This year, the UK changed its 200-year old regime, causing many NRI families to look for second homes in other countries to escape high tax on overseas earnings and inheritance.

The Swiss central bank data show that Indian money held through asset managers, insurers, and other financial intermediaries surged three times to 3.5 billion Swiss franc (or ₹37,600 crore), after falling to a four-year low in 2023. Money in customer (or retail) accounts of Indian clients rose only 11% in 2024. "The numbers point at a broader global trend of capital reallocation driven by regulations and tax," said Ladha.

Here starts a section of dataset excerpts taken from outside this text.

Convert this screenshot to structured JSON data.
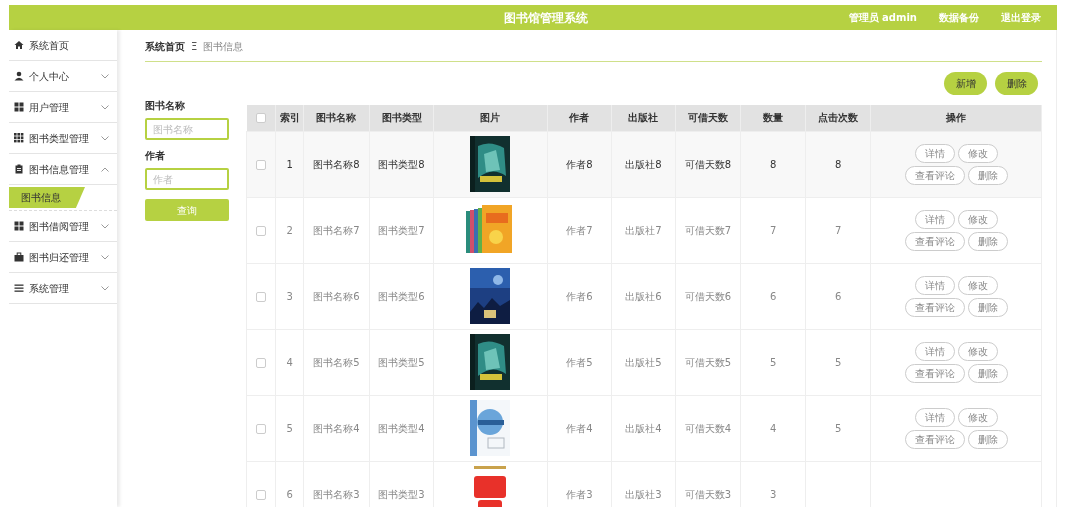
{
  "header": {
    "title": "图书馆管理系统",
    "links": [
      "管理员 admin",
      "数据备份",
      "退出登录"
    ]
  },
  "sidebar": {
    "items": [
      {
        "label": "系统首页",
        "kind": "link"
      },
      {
        "label": "个人中心",
        "kind": "menu",
        "expanded": false
      },
      {
        "label": "用户管理",
        "kind": "menu",
        "expanded": false
      },
      {
        "label": "图书类型管理",
        "kind": "menu",
        "expanded": false
      },
      {
        "label": "图书信息管理",
        "kind": "menu",
        "expanded": true,
        "children": [
          {
            "label": "图书信息",
            "selected": true
          }
        ]
      },
      {
        "label": "图书借阅管理",
        "kind": "menu",
        "expanded": false
      },
      {
        "label": "图书归还管理",
        "kind": "menu",
        "expanded": false
      },
      {
        "label": "系统管理",
        "kind": "menu",
        "expanded": false
      }
    ]
  },
  "breadcrumb": {
    "items": [
      "系统首页",
      "图书信息"
    ],
    "separator": "Ξ"
  },
  "search": {
    "fields": [
      {
        "label": "图书名称",
        "placeholder": "图书名称"
      },
      {
        "label": "作者",
        "placeholder": "作者"
      }
    ],
    "button": "查询"
  },
  "toolbar": {
    "buttons": [
      "新增",
      "删除"
    ]
  },
  "table": {
    "select_all_checked": false,
    "columns": [
      "索引",
      "图书名称",
      "图书类型",
      "图片",
      "作者",
      "出版社",
      "可借天数",
      "数量",
      "点击次数",
      "操作"
    ],
    "rows": [
      {
        "checked": false,
        "highlighted": true,
        "index": "1",
        "name": "图书名称8",
        "type": "图书类型8",
        "author": "作者8",
        "publisher": "出版社8",
        "loan_days": "可借天数8",
        "quantity": "8",
        "clicks": "8",
        "actions": [
          "详情",
          "修改",
          "查看评论",
          "删除"
        ]
      },
      {
        "checked": false,
        "highlighted": false,
        "index": "2",
        "name": "图书名称7",
        "type": "图书类型7",
        "author": "作者7",
        "publisher": "出版社7",
        "loan_days": "可借天数7",
        "quantity": "7",
        "clicks": "7",
        "actions": [
          "详情",
          "修改",
          "查看评论",
          "删除"
        ]
      },
      {
        "checked": false,
        "highlighted": false,
        "index": "3",
        "name": "图书名称6",
        "type": "图书类型6",
        "author": "作者6",
        "publisher": "出版社6",
        "loan_days": "可借天数6",
        "quantity": "6",
        "clicks": "6",
        "actions": [
          "详情",
          "修改",
          "查看评论",
          "删除"
        ]
      },
      {
        "checked": false,
        "highlighted": false,
        "index": "4",
        "name": "图书名称5",
        "type": "图书类型5",
        "author": "作者5",
        "publisher": "出版社5",
        "loan_days": "可借天数5",
        "quantity": "5",
        "clicks": "5",
        "actions": [
          "详情",
          "修改",
          "查看评论",
          "删除"
        ]
      },
      {
        "checked": false,
        "highlighted": false,
        "index": "5",
        "name": "图书名称4",
        "type": "图书类型4",
        "author": "作者4",
        "publisher": "出版社4",
        "loan_days": "可借天数4",
        "quantity": "4",
        "clicks": "5",
        "actions": [
          "详情",
          "修改",
          "查看评论",
          "删除"
        ]
      },
      {
        "checked": false,
        "highlighted": false,
        "index": "6",
        "name": "图书名称3",
        "type": "图书类型3",
        "author": "作者3",
        "publisher": "出版社3",
        "loan_days": "可借天数3",
        "quantity": "3"
      }
    ]
  }
}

While there is no official statement from Swiss Banks about the reasons for the surge in Indian deposits, it reflects Switzerland's continued status as a trusted financial hub, said Isha Sekhri, who specialises in international and cross-border taxation. The strength and stability of the Swiss Franc amid geopolitical volatility, combined with its safe-haven reputation and agile regulations, make it an attractive destination for capital preservation, she said.

While the Swiss currency slipped last year, it has appreciated 9.5% against the US dollar since January, and has outperformed its peers to close 2023 as the best-performing G10 currency.

CONFIDENTIALITY LOST
However, with countries signing pacts to share information on owners of bank accounts and other financial assets, Swiss banks have probably lost some of their lure to those stashing illicit money. As the Swiss revealed data on active and many closed accounts, the Indian Income tax department and the Enforcement Directorate invoked harsh laws against black money and laundering to question residents and serve notices to several NRIs.

"Many of these accounts (linked to Indians) are held through investment vehicles or trusts where Indian individuals are 'ultimate beneficial owners' (UBOs), even if not named directly on the accounts. Enhanced global reporting standards could be contributing to greater visibility of such holdings," said Sekhri, partner at Isha Sekhri Advisory LLP.

"Originally, many large families preferred keeping the names of beneficiaries under wraps. Here, Swiss confidentiality came handy, paving the way for estate planning along with tax avoidance," said Mitil Chokshi, partner at the CA firm Chokshi & Chokshi.